コレクション

疱瘡絵「金太郎、春駒、うさぎ」

収蔵品

江戸後期制作/サイズ:209×336mm(横×縦)

資料番号:51420

疱瘡絵は、江戸時代において流行した疱瘡(天然痘)にかからないように、またかかった場合でも早く、軽く治るようにとの祈りを込め、門や家の中に張ったり、病人の枕元に置いたりして護符がわりに用いた木版画です。赤一色で摺られているのが特徴で、赤絵とも呼ばれています。これは、赤色が、古来より疫病や災難除けに効果があると信じられてきたからで、この赤色の力によって疱瘡を遠ざけようという願いが込められていました。
日本における疱瘡の歴史は古く、735(天平7)年には、多くの死者を出したことが『続日本紀』に記されています。

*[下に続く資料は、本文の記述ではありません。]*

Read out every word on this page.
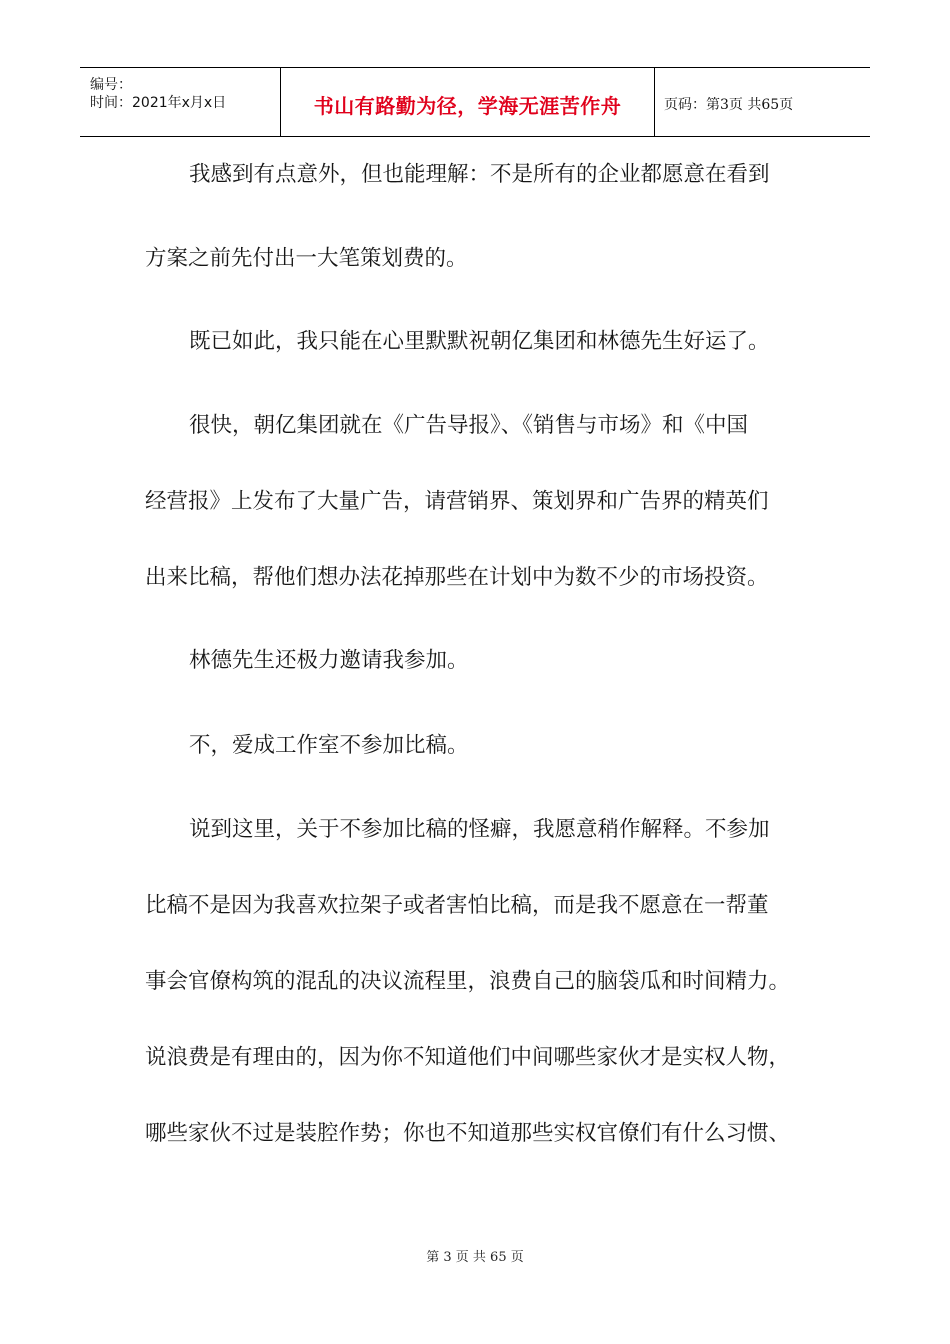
编号：
时间：2021年x月x日	书山有路勤为径，学海无涯苦作舟	页码：第3页 共65页
我感到有点意外，但也能理解：不是所有的企业都愿意在看到
方案之前先付出一大笔策划费的。
既已如此，我只能在心里默默祝朝亿集团和林德先生好运了。
很快，朝亿集团就在《广告导报》、《销售与市场》和《中国
经营报》上发布了大量广告，请营销界、策划界和广告界的精英们
出来比稿，帮他们想办法花掉那些在计划中为数不少的市场投资。
林德先生还极力邀请我参加。
不，爱成工作室不参加比稿。
说到这里，关于不参加比稿的怪癖，我愿意稍作解释。不参加
比稿不是因为我喜欢拉架子或者害怕比稿，而是我不愿意在一帮董
事会官僚构筑的混乱的决议流程里，浪费自己的脑袋瓜和时间精力。
说浪费是有理由的，因为你不知道他们中间哪些家伙才是实权人物，
哪些家伙不过是装腔作势；你也不知道那些实权官僚们有什么习惯、
第 3 页 共 65 页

疱瘡はその後も何度か流行を繰り返し、江戸時代には、毎年のように全国各地で発生しました。特に画期的な治療法もなく、その原因は超自然的な存在の力、すなわち疱瘡神と呼ばれる疫病(えきびょう)神が取り付くことによって発病するものと信じられていました。そこで利用されたのが、護符としての役割をもった疱瘡絵だったのです。
疱瘡絵は、赤色の力だけでなく、描かれている絵柄によっても効力を持たせました。疱瘡をもたらす神が恐れ、退散するようにと桃太郎や金太郎などの英雄や豪傑、全快するようにとの願いを込めて、縁起ものである鯛(めでたい)などが描かれました。今号で紹介している疱瘡絵には、その金太郎とともに、春駒(木作りの馬の首をかたどった子どもがまたがって遊ぶ玩具)とうさぎが描かれています。子どもが春駒で軽快にかけるイメージと、軽やかに跳ねるうさぎのイメージにより、疱瘡にかかっても軽くすむようにとの祈りが込められていたと考えられます。